This is our present circumstance, as described by the Alzheimer’s Association: Someone in the United States develops Alzheimer’s disease every 66 seconds.
Five and a half million people in the U.S. are living with Alzheimer’s disease today. One in 10 adults, ages 65 and older, has Alzheimer’s disease. The burden for women is great. Two-thirds of Americans with Alzheimer’s disease are women and 60 percent of Alzheimer’s caregivers are women. The rate for Alzheimer’s disease in blacks is twice that of Caucasians. Meanwhile, Hispanics are one and a half times more likely than Caucasians to develop the disease.
For South Carolina, in particular, our annual state death rate from Alzheimer’s disease is 40.1 per 100,000, the eighth highest rate in the US. Despite that high death rate, our population of Alzheimer’s patients is projected to rise by 40 percent by 2025, the seventh fastest growing state in the nation.
For these and many other reasons, I spent this past weekend in front of my computer, attending a conference called “Reversing Cognitive Decline: Advanced Clinical Training in Treating Mild Cognitive Impairment and Early Alzheimer’s Disease.” (OK, I admit I had one eye on our television during the first 30 minutes of the Clemson-Miami game, until the Saturday evening session ended at 8:30. After that, I had both eyes on the TV.)
About 500 people around the world attended. The featured speaker was Dr. Dale Bredesen, author of "The End of Alzheimer’s: The First Program to Prevent and Reverse Cognitive Decline," and a professor at UCLA.
Dr. Bredesen began his career as a bench researcher, working in the laboratory with mouse and rat models of dementia. After years of study and work on many potential interventions for treating memory loss, he recognized that single interventions were unlikely to have much of an impact and that the disease we call Alzheimer’s was not one but at least several different diseases with a single endpoint: destruction of brain tissue.
This destruction occurs due to the body’s effort to protect itself from three main threats: inflammation (from infection, diet or other causes); decline and shortage of nutrients, hormones and other brain tissue-supporting molecules; and toxic substances such as metals and toxins produced by some molds. These threats incite the production of specific forms of amyloid, which are toxic to the brain’s synapses.
Removing amyloid has been the target of many of the drugs used in recent studies of treatment for Alzheimer’s disease. Dr. Bredesen believes that while removing amyloid may have some effect, unless the underlying threats are removed, or at least reduced, the disease will continue to progress.
The good news is that almost all of what we have discussed in previous columns on “Loving Your Brain” helps to enhance the body’s efforts to protect itself from the three main threats listed. So, if you have been doing the things we suggested to love your brain, keep doing them and attempt to do more of them.
Based on the discussions at this weekend’s conference, some items should probably be added. It appears that fasting has several benefits, particularly in the area of inflammation. We know that we tend to eat too much — witness our increasing rates of obesity — but we also eat for too many hours during the day. A 12-hour period without food is good for the digestive process, brain health and perhaps even for longevity. Fourteen hours is probably even better. Occasional day-long fasts are good for us, or relative fasts (600 calories) one day a week.

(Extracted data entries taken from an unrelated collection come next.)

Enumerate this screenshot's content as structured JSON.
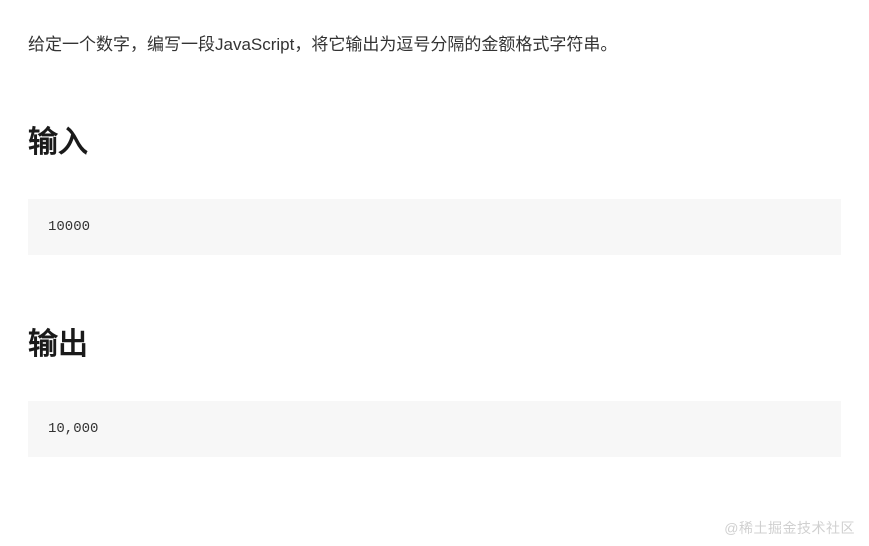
{
  "description": "给定一个数字，编写一段JavaScript，将它输出为逗号分隔的金额格式字符串。",
  "sections": {
    "input": {
      "heading": "输入",
      "code": "10000"
    },
    "output": {
      "heading": "输出",
      "code": "10,000"
    }
  },
  "watermark": "@稀土掘金技术社区"
}
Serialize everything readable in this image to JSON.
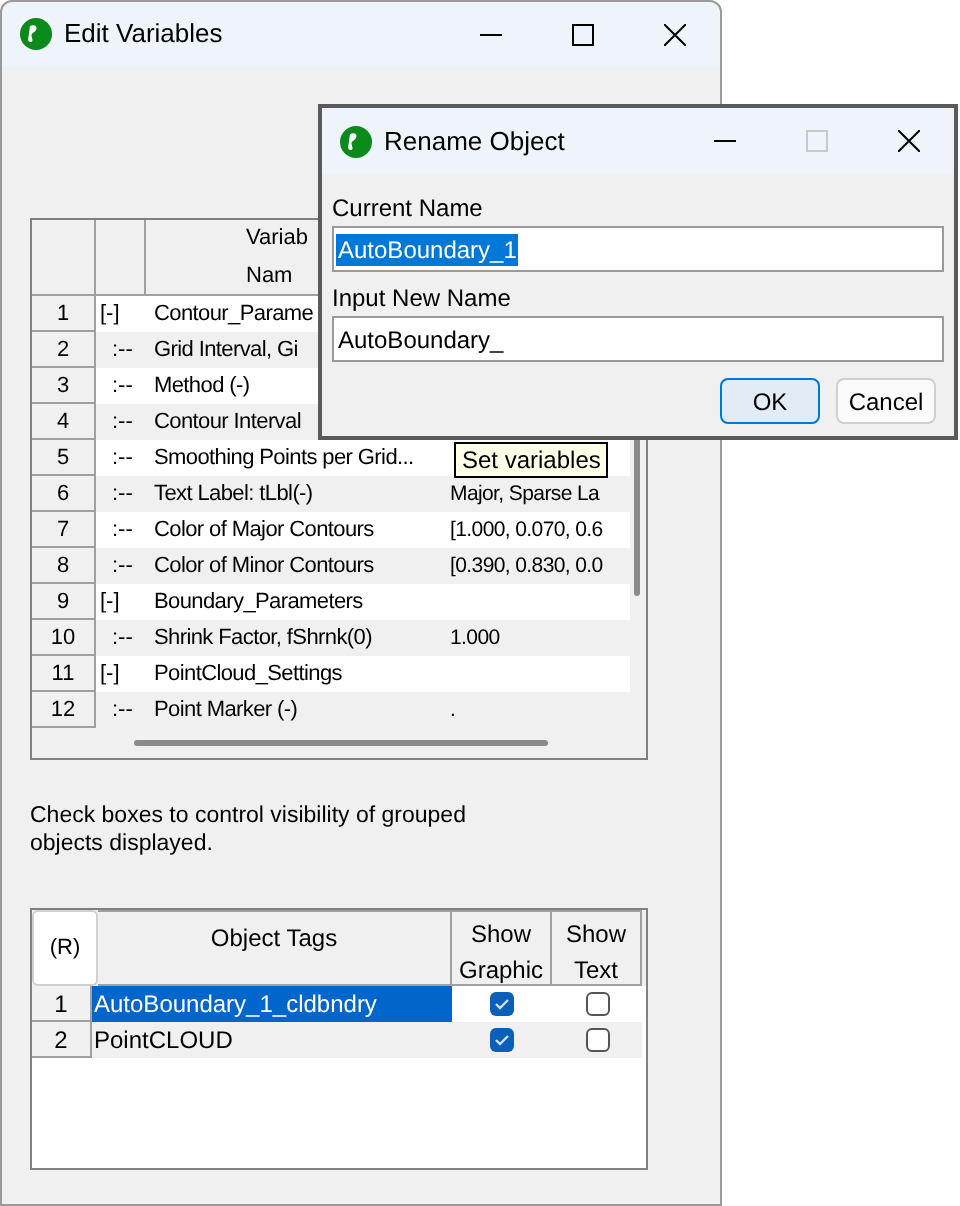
{
  "window": {
    "title": "Edit Variables"
  },
  "variables_table": {
    "header_lines": [
      "Variab",
      "Nam"
    ],
    "rows": [
      {
        "number": "1",
        "marker": "[-]",
        "name": "Contour_Parame",
        "children": [
          {
            "number": "2",
            "marker": ":--",
            "name": "Grid Interval, Gi"
          },
          {
            "number": "3",
            "marker": ":--",
            "name": "Method (-)"
          },
          {
            "number": "4",
            "marker": ":--",
            "name": "Contour Interval"
          },
          {
            "number": "5",
            "marker": ":--",
            "name": "Smoothing Points per Grid..."
          },
          {
            "number": "6",
            "marker": ":--",
            "name": "Text Label: tLbl(-)",
            "value": "Major, Sparse La"
          },
          {
            "number": "7",
            "marker": ":--",
            "name": "Color of Major Contours",
            "value": "[1.000, 0.070, 0.6"
          },
          {
            "number": "8",
            "marker": ":--",
            "name": "Color of Minor Contours",
            "value": "[0.390, 0.830, 0.0"
          }
        ]
      },
      {
        "number": "9",
        "marker": "[-]",
        "name": "Boundary_Parameters",
        "children": [
          {
            "number": "10",
            "marker": ":--",
            "name": "Shrink Factor, fShrnk(0)",
            "value": "1.000"
          }
        ]
      },
      {
        "number": "11",
        "marker": "[-]",
        "name": "PointCloud_Settings",
        "children": [
          {
            "number": "12",
            "marker": ":--",
            "name": "Point Marker (-)",
            "value": "."
          }
        ]
      }
    ]
  },
  "tooltip": "Set variables",
  "instructions": "Check boxes to control visibility of grouped objects displayed.",
  "tags_table": {
    "corner": "(R)",
    "columns": [
      "Object Tags",
      "Show Graphic",
      "Show Text"
    ],
    "rows": [
      {
        "number": "1",
        "tag": "AutoBoundary_1_cldbndry",
        "selected": true,
        "show_graphic": true,
        "show_text": false
      },
      {
        "number": "2",
        "tag": "PointCLOUD",
        "selected": false,
        "show_graphic": true,
        "show_text": false
      }
    ]
  },
  "dialog": {
    "title": "Rename Object",
    "fields": [
      {
        "label": "Current Name",
        "value": "AutoBoundary_1",
        "selected": true
      },
      {
        "label": "Input New Name",
        "value": "AutoBoundary_",
        "selected": false
      }
    ],
    "buttons": [
      {
        "label": "OK",
        "default": true
      },
      {
        "label": "Cancel",
        "default": false
      }
    ]
  }
}
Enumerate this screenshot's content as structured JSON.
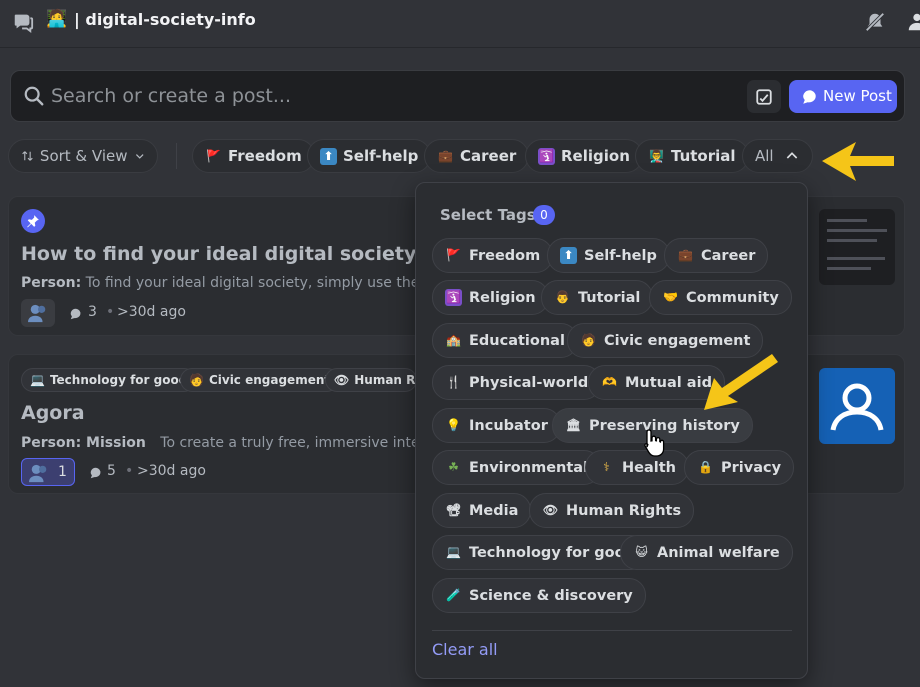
{
  "topbar": {
    "channel_emoji": "🧑‍💻",
    "title": "| digital-society-info"
  },
  "search": {
    "placeholder": "Search or create a post...",
    "new_post_label": "New Post"
  },
  "filters": {
    "sort_label": "Sort & View",
    "tags": [
      {
        "label": "Freedom",
        "emoji": "🚩"
      },
      {
        "label": "Self-help",
        "emoji": "⬆"
      },
      {
        "label": "Career",
        "emoji": "💼"
      },
      {
        "label": "Religion",
        "emoji": "🛐"
      },
      {
        "label": "Tutorial",
        "emoji": "👨‍🏫"
      }
    ],
    "all_label": "All"
  },
  "posts": [
    {
      "title": "How to find your ideal digital society",
      "author": "Person:",
      "body": "To find your ideal digital society, simply use the labels",
      "replies": "3",
      "age": ">30d ago"
    },
    {
      "tags": [
        {
          "label": "Technology for good",
          "emoji": "💻"
        },
        {
          "label": "Civic engagement",
          "emoji": "🧑"
        },
        {
          "label": "Human Righ",
          "emoji": "👁"
        }
      ],
      "title": "Agora",
      "author": "Person: Mission",
      "body": "To create a truly free, immersive internet by",
      "participants": "1",
      "replies": "5",
      "age": ">30d ago"
    }
  ],
  "tag_menu": {
    "heading": "Select Tags",
    "count": "0",
    "tags": [
      {
        "label": "Freedom",
        "emoji": "🚩"
      },
      {
        "label": "Self-help",
        "emoji": "⬆"
      },
      {
        "label": "Career",
        "emoji": "💼"
      },
      {
        "label": "Religion",
        "emoji": "🛐"
      },
      {
        "label": "Tutorial",
        "emoji": "👨"
      },
      {
        "label": "Community",
        "emoji": "🤝"
      },
      {
        "label": "Educational",
        "emoji": "🏫"
      },
      {
        "label": "Civic engagement",
        "emoji": "🧑"
      },
      {
        "label": "Physical-world",
        "emoji": "🍴"
      },
      {
        "label": "Mutual aid",
        "emoji": "🫶"
      },
      {
        "label": "Incubator",
        "emoji": "💡"
      },
      {
        "label": "Preserving history",
        "emoji": "🏛"
      },
      {
        "label": "Environmental",
        "emoji": "☘"
      },
      {
        "label": "Health",
        "emoji": "⚕"
      },
      {
        "label": "Privacy",
        "emoji": "🔒"
      },
      {
        "label": "Media",
        "emoji": "📽"
      },
      {
        "label": "Human Rights",
        "emoji": "👁"
      },
      {
        "label": "Technology for good",
        "emoji": "💻"
      },
      {
        "label": "Animal welfare",
        "emoji": "😺"
      },
      {
        "label": "Science & discovery",
        "emoji": "🧪"
      }
    ],
    "clear_label": "Clear all"
  },
  "colors": {
    "accent": "#5865f2",
    "background": "#313338",
    "annotation_arrow": "#f5c518"
  }
}
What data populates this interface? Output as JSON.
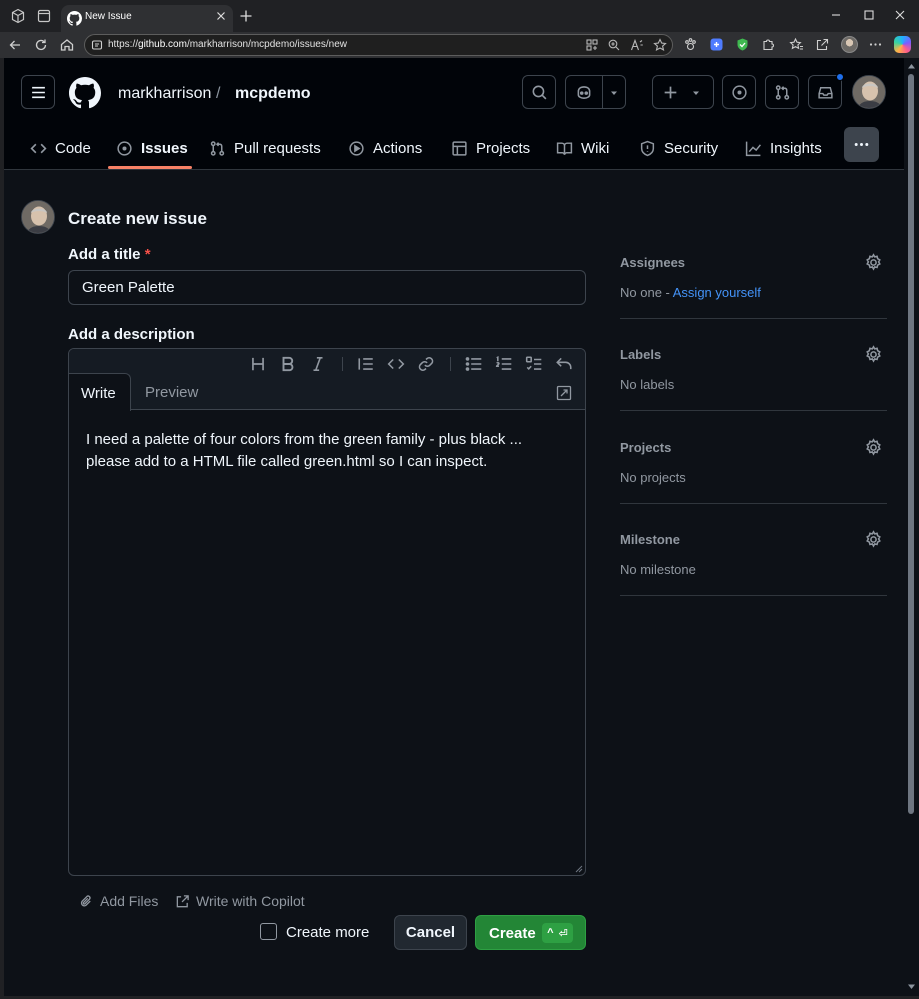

Hormone status is important. Women in menopause have been encouraged to take hormone replacement therapy for as short a duration and at as low a dose as possible. It appears that estrogen in the form of estradiol patches are brain protectors and may be continued beyond age 65 if desired (micronized topical progesterone is necessary for those who still have a uterus, to protect against uterine lining overgrowth).
Most controversially, ApoE genetic testing, should probably be recommended for those with a family history of Alzheimer’s disease and for those with cognitive decline.
Why? Persons with no ApoE 4 gene have a nine percent risk of developing Alzheimer’s. Those with one copy of the gene have a 30 percent risk and those with two copies have a 50-90 percent risk (depending on the study you believe).
Will knowing your ApoE status make any difference now? We can’t do any gene splicing to take it out, but if I knew I had two copies of the ApoE4 gene, I would do everything possible, including following as much of Dr. Bredesen’s model as was indicated by my history and laboratory values.
If you would not change your behavior based on the test results and you would rather not know, keep taking care of your brain as well as you can.